1. A thermal regenerator comprising:

a wall enclosing a regenerator space with an inlet at one end of said wall and an outlet at the other end of said wall to define a flow direction, grooves in said wall, said grooves having a width, said grooves being oriented at an angle with respect to the flow direction;

regenerator packing positioned within said regenerator and constrained by said walls, said regenerator packing being formed of discrete members which can exchange heat with gas passing through said regenerator packing, said discrete members having a major dimension at least as small as the width of said grooves.

2. The regenerator of claim 1 wherein said grooves are annular grooves substantially at right angles to the flow direction.

3. The regenerator of claim 2 wherein said regenerator packing comprises metallic spheres made principally of lead.

4. The regenerator of claim 1 wherein there is a wool felt pad adjacent at least one end of said regenerator and a screen is positioned against said wool felt pad so that said regenerator packing is compressed by said wool felt pad and is separated from said wool felt pad by said screen.

5. The regenerator of claim 4 wherein there is a wool felt pad and a screen at each end of said regenerator.

6. The regenerator of claim 5 wherein said regenerator packing is metal substantially in the form of spheres and principally made out of lead and said lead screen on said wool felt pad has sufficiently small openings to prevent said spheres from passing said screen and entering said wool felt pad.

7. The regenerator of claim 4 wherein said regenerator packing is metal substantially in the form of spheres and principally made out of lead and said lead screen on said wool felt pad has sufficiently small openings to prevent said spheres from passing said screen and entering said wool felt pad.
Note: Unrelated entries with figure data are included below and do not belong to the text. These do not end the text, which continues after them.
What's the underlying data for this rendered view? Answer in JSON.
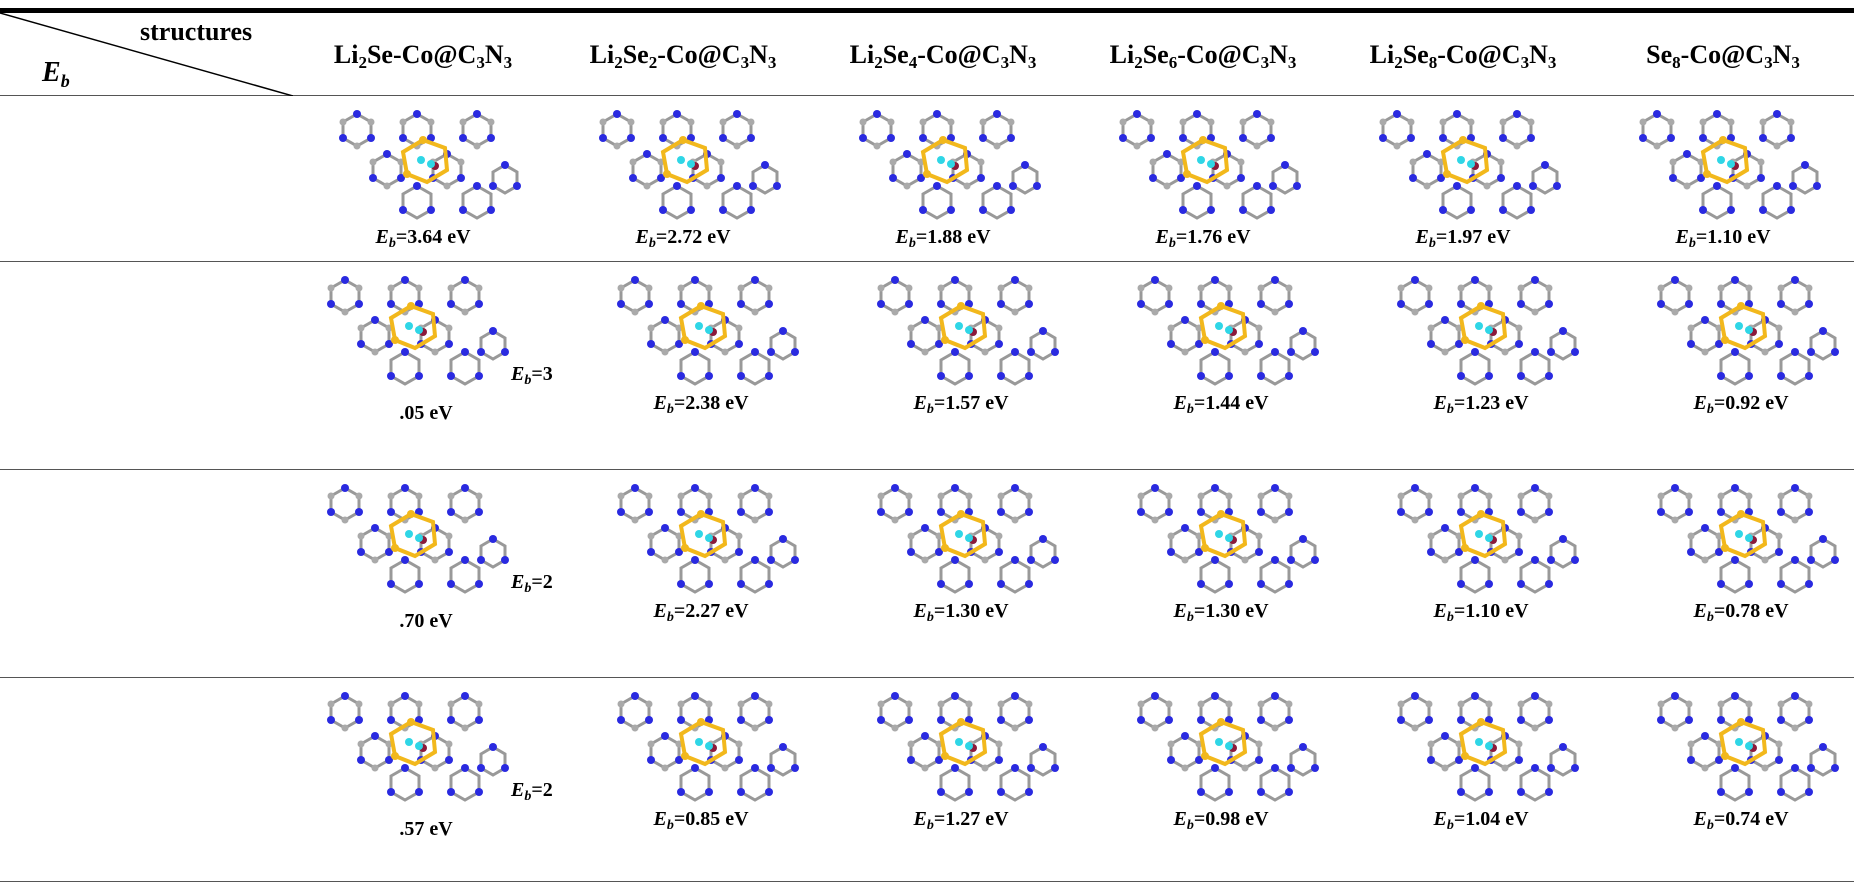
{
  "corner": {
    "top": "structures",
    "symbol": "E",
    "sub": "b"
  },
  "columns": [
    [
      [
        "Li",
        0
      ],
      [
        "2",
        1
      ],
      [
        "Se-Co@C",
        0
      ],
      [
        "3",
        1
      ],
      [
        "N",
        0
      ],
      [
        "3",
        1
      ]
    ],
    [
      [
        "Li",
        0
      ],
      [
        "2",
        1
      ],
      [
        "Se",
        0
      ],
      [
        "2",
        1
      ],
      [
        "-Co@C",
        0
      ],
      [
        "3",
        1
      ],
      [
        "N",
        0
      ],
      [
        "3",
        1
      ]
    ],
    [
      [
        "Li",
        0
      ],
      [
        "2",
        1
      ],
      [
        "Se",
        0
      ],
      [
        "4",
        1
      ],
      [
        "-Co@C",
        0
      ],
      [
        "3",
        1
      ],
      [
        "N",
        0
      ],
      [
        "3",
        1
      ]
    ],
    [
      [
        "Li",
        0
      ],
      [
        "2",
        1
      ],
      [
        "Se",
        0
      ],
      [
        "6",
        1
      ],
      [
        "-Co@C",
        0
      ],
      [
        "3",
        1
      ],
      [
        "N",
        0
      ],
      [
        "3",
        1
      ]
    ],
    [
      [
        "Li",
        0
      ],
      [
        "2",
        1
      ],
      [
        "Se",
        0
      ],
      [
        "8",
        1
      ],
      [
        "-Co@C",
        0
      ],
      [
        "3",
        1
      ],
      [
        "N",
        0
      ],
      [
        "3",
        1
      ]
    ],
    [
      [
        "Se",
        0
      ],
      [
        "8",
        1
      ],
      [
        "-Co@C",
        0
      ],
      [
        "3",
        1
      ],
      [
        "N",
        0
      ],
      [
        "3",
        1
      ]
    ]
  ],
  "rows": [
    [
      "=3.64 eV",
      "=2.72 eV",
      "=1.88 eV",
      "=1.76 eV",
      "=1.97 eV",
      "=1.10 eV"
    ],
    [
      [
        "=3",
        ".05 eV"
      ],
      "=2.38 eV",
      "=1.57 eV",
      "=1.44 eV",
      "=1.23 eV",
      "=0.92 eV"
    ],
    [
      [
        "=2",
        ".70 eV"
      ],
      "=2.27 eV",
      "=1.30 eV",
      "=1.30 eV",
      "=1.10 eV",
      "=0.78 eV"
    ],
    [
      [
        "=2",
        ".57 eV"
      ],
      "=0.85 eV",
      "=1.27 eV",
      "=0.98 eV",
      "=1.04 eV",
      "=0.74 eV"
    ]
  ]
}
8. The regenerator of claim 7 wherein said grooves are arranged at substantially right angles with respect to the flow direction.

9. The regenerator of claim 8 wherein said grooves are annular.

10. The cryogenic regenerator of claim 1 wherein said regenerator walls comprise a substantially cylindrical outer wall having an inner surface and a substantially cylindrical inner wall on the same axis and having an outer surface with said regenerator space annularly positioned between said walls, a cryogenic gas piston positioned within said inner wall, with the spaces on opposite ends of said piston being connected at opposite ends of said regenerator so that said regenerator is annular around said piston.

11. The regenerator of claim 10 wherein there is a wool felt pad adjacent at least one end of said regenerator and a screen is positioned against said wool felt pad so that said regenerator packing is compressed by said wool felt pad and is separated from said wool felt pad by said screen.

12. The regenerator of claim 11 wherein there is a wool felt pad and a screen at each end of said regenerator.

13. The regenerator of claim 12 wherein said regenerator packing is metal substantially in the form of spheres and principally made out of lead and said lead screen on said wool felt pad has sufficiently small openings to prevent said spheres from passing said screen and entering said wool felt pad.

14. The regenerator of claim 13 wherein said grooves are arranged at substantially right angles with respect to the flow direction.

15. The regenerator of claim 14 wherein said grooves are annular.